Am Fallbeispiel des Bergdorfs Andermatt in den Schweizer Alpen wird aufgezeigt, wie eine geeignete räumlichzeitliche Datenbankstruktur mit ihren Ordnungsprinzipien Raum und Zeit die kulturhistorische Analyse der touristischen Entwicklung zu unterstützen vermag. Ziel des Projekts ist die Entwicklung von übertragbaren Methoden und Prozessen für Erfassung, Ablage, Auswertung und Visualisierung von historischen Daten für mikrohistorische Studien und Projekte. Die traditionellen geschichtswissenschaftlichen Arbeitsmethoden, die meist auf einer zeitlich-thematischen Ordnung basieren, werden um eine thematisch inspirierte raumbasierte Ordnungsstruktur ergänzt, in der alle Informationen in Bezug zu verorteten Objekten abgelegt werden.
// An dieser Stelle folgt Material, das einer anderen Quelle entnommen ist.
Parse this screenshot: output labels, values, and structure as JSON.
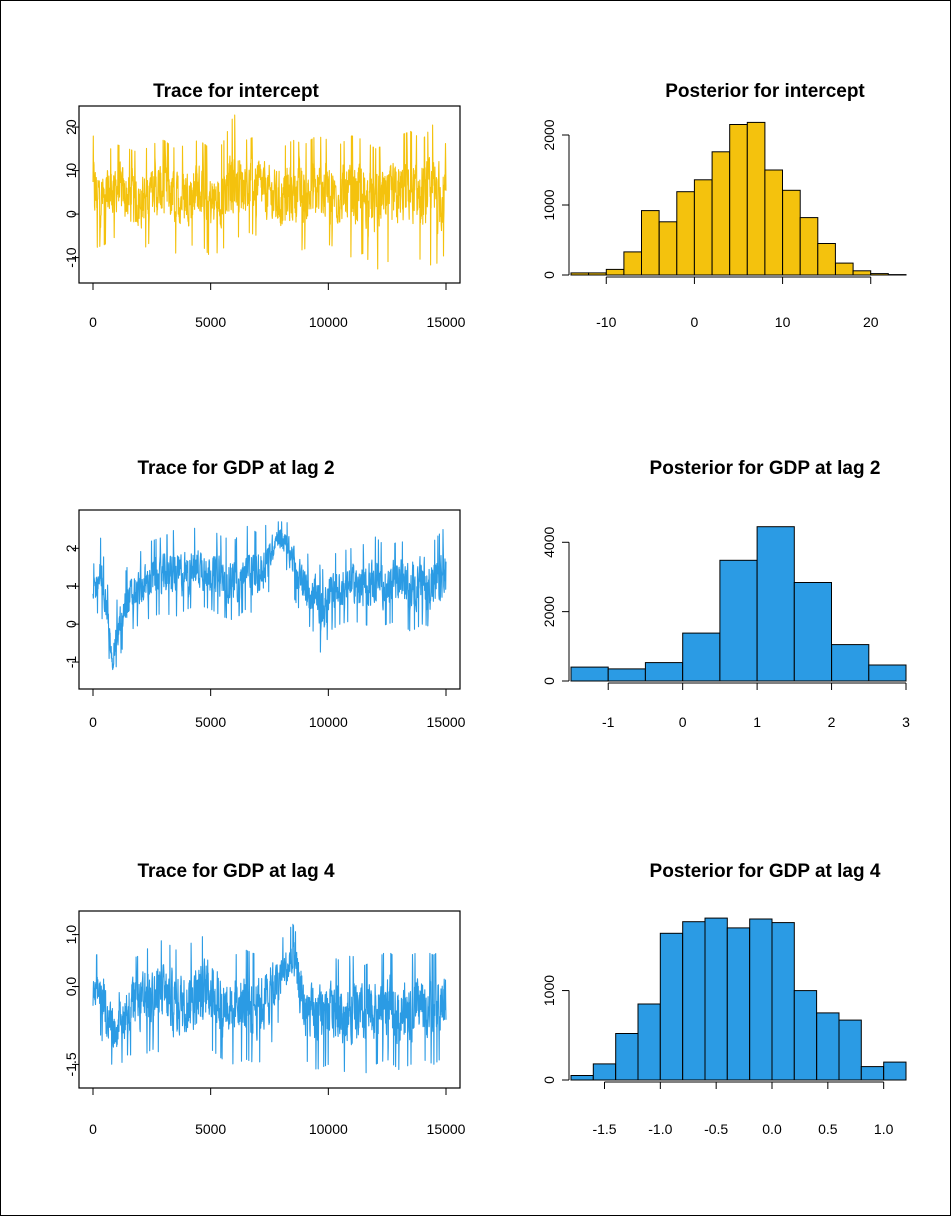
{
  "colors": {
    "gold": "#F4C20D",
    "blue": "#2B9BE4",
    "bar_outline": "#000000"
  },
  "chart_data": [
    {
      "type": "line",
      "title": "Trace for intercept",
      "color": "#F4C20D",
      "xlim": [
        0,
        15000
      ],
      "ylim": [
        -14,
        23
      ],
      "xticks": [
        0,
        5000,
        10000,
        15000
      ],
      "xtick_labels": [
        "0",
        "5000",
        "10000",
        "15000"
      ],
      "yticks": [
        -10,
        0,
        10,
        20
      ],
      "ytick_labels": [
        "-10",
        "0",
        "10",
        "20"
      ],
      "series_profile": {
        "x": [
          0,
          500,
          1000,
          1500,
          2000,
          2500,
          3000,
          3500,
          4000,
          4500,
          5000,
          5500,
          6000,
          6500,
          7000,
          7500,
          8000,
          8500,
          9000,
          9500,
          10000,
          10500,
          11000,
          11500,
          12000,
          12500,
          13000,
          13500,
          14000,
          14500,
          15000
        ],
        "center": [
          6,
          5,
          7,
          4,
          3,
          5,
          6,
          4,
          5,
          6,
          3,
          4,
          6,
          7,
          8,
          5,
          4,
          6,
          5,
          5,
          6,
          4,
          5,
          6,
          3,
          4,
          5,
          6,
          4,
          3,
          5
        ],
        "low": [
          -8,
          -7,
          -5,
          -8,
          -9,
          -6,
          -7,
          -9,
          -8,
          -6,
          -10,
          -8,
          -6,
          -4,
          -5,
          -8,
          -10,
          -9,
          -8,
          -9,
          -7,
          -8,
          -10,
          -9,
          -13,
          -11,
          -10,
          -8,
          -11,
          -12,
          -9
        ],
        "high": [
          18,
          14,
          16,
          15,
          14,
          16,
          17,
          15,
          16,
          17,
          15,
          16,
          23,
          17,
          18,
          16,
          15,
          17,
          16,
          18,
          17,
          16,
          18,
          17,
          15,
          16,
          18,
          19,
          17,
          21,
          16
        ]
      }
    },
    {
      "type": "bar",
      "title": "Posterior for intercept",
      "color": "#F4C20D",
      "xlim": [
        -14,
        24
      ],
      "ylim": [
        0,
        2300
      ],
      "xticks": [
        -10,
        0,
        10,
        20
      ],
      "xtick_labels": [
        "-10",
        "0",
        "10",
        "20"
      ],
      "yticks": [
        0,
        1000,
        2000
      ],
      "ytick_labels": [
        "0",
        "1000",
        "2000"
      ],
      "bin_edges": [
        -14,
        -12,
        -10,
        -8,
        -6,
        -4,
        -2,
        0,
        2,
        4,
        6,
        8,
        10,
        12,
        14,
        16,
        18,
        20,
        22,
        24
      ],
      "values": [
        30,
        30,
        80,
        330,
        920,
        760,
        1190,
        1360,
        1760,
        2150,
        2180,
        1500,
        1210,
        820,
        450,
        170,
        60,
        20,
        5
      ]
    },
    {
      "type": "line",
      "title": "Trace for GDP at lag 2",
      "color": "#2B9BE4",
      "xlim": [
        0,
        15000
      ],
      "ylim": [
        -1.5,
        2.8
      ],
      "xticks": [
        0,
        5000,
        10000,
        15000
      ],
      "xtick_labels": [
        "0",
        "5000",
        "10000",
        "15000"
      ],
      "yticks": [
        -1,
        0,
        1,
        2
      ],
      "ytick_labels": [
        "-1",
        "0",
        "1",
        "2"
      ],
      "series_profile": {
        "x": [
          0,
          300,
          600,
          800,
          1000,
          1500,
          2000,
          2500,
          3000,
          3500,
          4000,
          4500,
          5000,
          5500,
          6000,
          6500,
          7000,
          7500,
          7800,
          8200,
          8600,
          9000,
          9500,
          9800,
          10000,
          10500,
          11000,
          11500,
          12000,
          12500,
          13000,
          13500,
          14000,
          14500,
          15000
        ],
        "center": [
          0.8,
          1.2,
          0.2,
          -1.2,
          -0.3,
          0.6,
          0.9,
          1.1,
          1.2,
          1.3,
          1.2,
          1.4,
          1.3,
          1.1,
          1.0,
          1.3,
          1.1,
          1.8,
          2.4,
          2.2,
          1.6,
          0.8,
          0.6,
          0.5,
          0.8,
          1.0,
          1.1,
          1.0,
          1.2,
          1.0,
          1.1,
          1.0,
          1.2,
          1.0,
          1.1
        ],
        "low": [
          0.1,
          0.4,
          -0.5,
          -1.45,
          -1.1,
          -0.2,
          0.0,
          0.2,
          0.3,
          0.2,
          0.4,
          0.5,
          0.4,
          0.2,
          0.1,
          0.4,
          0.2,
          0.9,
          1.9,
          1.5,
          0.6,
          0.1,
          -0.3,
          -1.1,
          -0.2,
          0.0,
          0.1,
          0.0,
          -0.1,
          0.0,
          0.1,
          -0.2,
          0.0,
          -0.1,
          0.2
        ],
        "high": [
          1.5,
          2.35,
          1.2,
          -0.4,
          0.6,
          1.6,
          1.9,
          2.2,
          2.3,
          2.5,
          2.4,
          2.6,
          2.5,
          2.3,
          2.2,
          2.6,
          2.4,
          2.7,
          2.7,
          2.7,
          2.5,
          1.9,
          1.7,
          1.4,
          1.8,
          1.9,
          2.0,
          2.1,
          2.3,
          2.0,
          2.2,
          2.1,
          2.4,
          2.2,
          2.6
        ]
      }
    },
    {
      "type": "bar",
      "title": "Posterior for GDP at lag 2",
      "color": "#2B9BE4",
      "xlim": [
        -1.5,
        3.0
      ],
      "ylim": [
        0,
        4700
      ],
      "xticks": [
        -1,
        0,
        1,
        2,
        3
      ],
      "xtick_labels": [
        "-1",
        "0",
        "1",
        "2",
        "3"
      ],
      "yticks": [
        0,
        2000,
        4000
      ],
      "ytick_labels": [
        "0",
        "2000",
        "4000"
      ],
      "bin_edges": [
        -1.5,
        -1.0,
        -0.5,
        0.0,
        0.5,
        1.0,
        1.5,
        2.0,
        2.5,
        3.0
      ],
      "values": [
        400,
        350,
        530,
        1380,
        3480,
        4450,
        2840,
        1050,
        460
      ]
    },
    {
      "type": "line",
      "title": "Trace for GDP at lag 4",
      "color": "#2B9BE4",
      "xlim": [
        0,
        15000
      ],
      "ylim": [
        -1.8,
        1.3
      ],
      "xticks": [
        0,
        5000,
        10000,
        15000
      ],
      "xtick_labels": [
        "0",
        "5000",
        "10000",
        "15000"
      ],
      "yticks": [
        -1.5,
        0.0,
        1.0
      ],
      "ytick_labels": [
        "-1.5",
        "0.0",
        "1.0"
      ],
      "series_profile": {
        "x": [
          0,
          300,
          600,
          1000,
          1500,
          2000,
          2500,
          3000,
          3500,
          4000,
          4500,
          5000,
          5500,
          6000,
          6500,
          7000,
          7500,
          8000,
          8500,
          9000,
          9500,
          10000,
          10500,
          11000,
          11500,
          12000,
          12500,
          13000,
          13500,
          14000,
          14500,
          15000
        ],
        "center": [
          -0.2,
          0.0,
          -0.5,
          -0.9,
          -0.4,
          -0.3,
          -0.2,
          -0.1,
          -0.3,
          -0.2,
          -0.1,
          0.0,
          -0.2,
          -0.3,
          -0.2,
          -0.3,
          -0.1,
          0.3,
          0.5,
          -0.4,
          -0.5,
          -0.3,
          -0.4,
          -0.3,
          -0.5,
          -0.4,
          -0.3,
          -0.5,
          -0.4,
          -0.3,
          -0.4,
          -0.5
        ],
        "low": [
          -1.0,
          -0.9,
          -1.4,
          -1.6,
          -1.3,
          -1.4,
          -1.2,
          -1.3,
          -1.5,
          -1.4,
          -1.3,
          -1.2,
          -1.4,
          -1.5,
          -1.4,
          -1.5,
          -1.2,
          -0.5,
          -0.4,
          -1.4,
          -1.6,
          -1.5,
          -1.6,
          -1.7,
          -1.7,
          -1.5,
          -1.4,
          -1.6,
          -1.5,
          -1.4,
          -1.5,
          -1.3
        ],
        "high": [
          0.4,
          0.8,
          0.2,
          -0.3,
          0.5,
          0.6,
          0.8,
          0.9,
          0.7,
          0.8,
          0.9,
          1.1,
          0.8,
          0.6,
          0.7,
          0.6,
          0.8,
          0.9,
          1.2,
          0.5,
          0.3,
          0.6,
          0.5,
          0.6,
          0.4,
          0.5,
          0.7,
          0.5,
          0.6,
          0.7,
          0.6,
          0.9
        ]
      }
    },
    {
      "type": "bar",
      "title": "Posterior for GDP at lag 4",
      "color": "#2B9BE4",
      "xlim": [
        -1.8,
        1.2
      ],
      "ylim": [
        0,
        1800
      ],
      "xticks": [
        -1.5,
        -1.0,
        -0.5,
        0.0,
        0.5,
        1.0
      ],
      "xtick_labels": [
        "-1.5",
        "-1.0",
        "-0.5",
        "0.0",
        "0.5",
        "1.0"
      ],
      "yticks": [
        0,
        1000
      ],
      "ytick_labels": [
        "0",
        "1000"
      ],
      "bin_edges": [
        -1.8,
        -1.6,
        -1.4,
        -1.2,
        -1.0,
        -0.8,
        -0.6,
        -0.4,
        -0.2,
        0.0,
        0.2,
        0.4,
        0.6,
        0.8,
        1.0,
        1.2
      ],
      "values": [
        50,
        180,
        520,
        850,
        1640,
        1770,
        1810,
        1700,
        1800,
        1760,
        1000,
        750,
        670,
        150,
        200
      ]
    }
  ]
}
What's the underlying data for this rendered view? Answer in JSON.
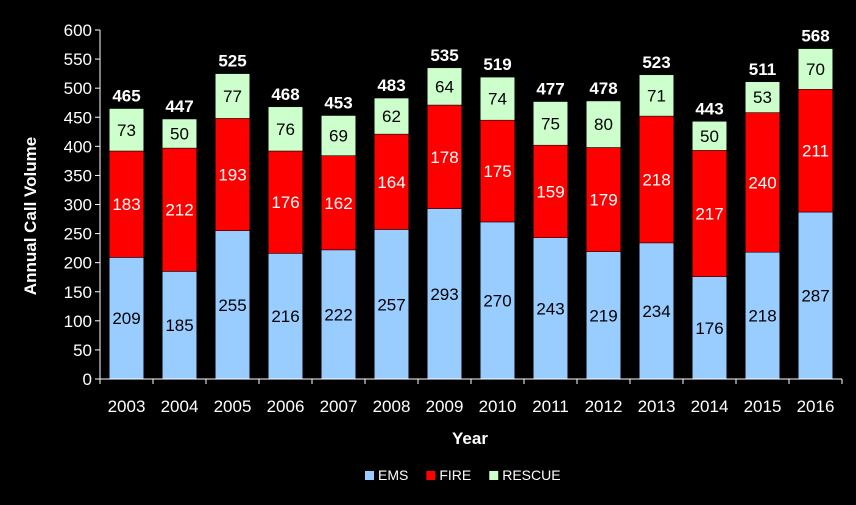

Die Datenerfassung historischer Forschung in mikrohistorischem Kontext ist meist aufwendige Detailarbeit. Daher kommt der automatischen Erfassung eines datierten Geodatengrundstocks aus historischen Luftbildern eine große Bedeutung zu. Darauf basierend ist eine Vielzahl von Visualisierungen von räumlichen, zeitlichen und thematischen  Datenbankabfragen zur Erkundung der erfassten Daten möglich. Ein wichtiger Aspekt eines interdisziplinären Forschungsprojekts ist das Aufbrechen der disziplinären Diskurse, das gegenseitige Interesse und das gemeinsame Ausloten praktikabler Lösungsansätze. Neben der intensiven Diskussion bedingt eine produktive Arbeit aber eine Beschäftigung der Disziplinen mit ihrer Kernkompetenz.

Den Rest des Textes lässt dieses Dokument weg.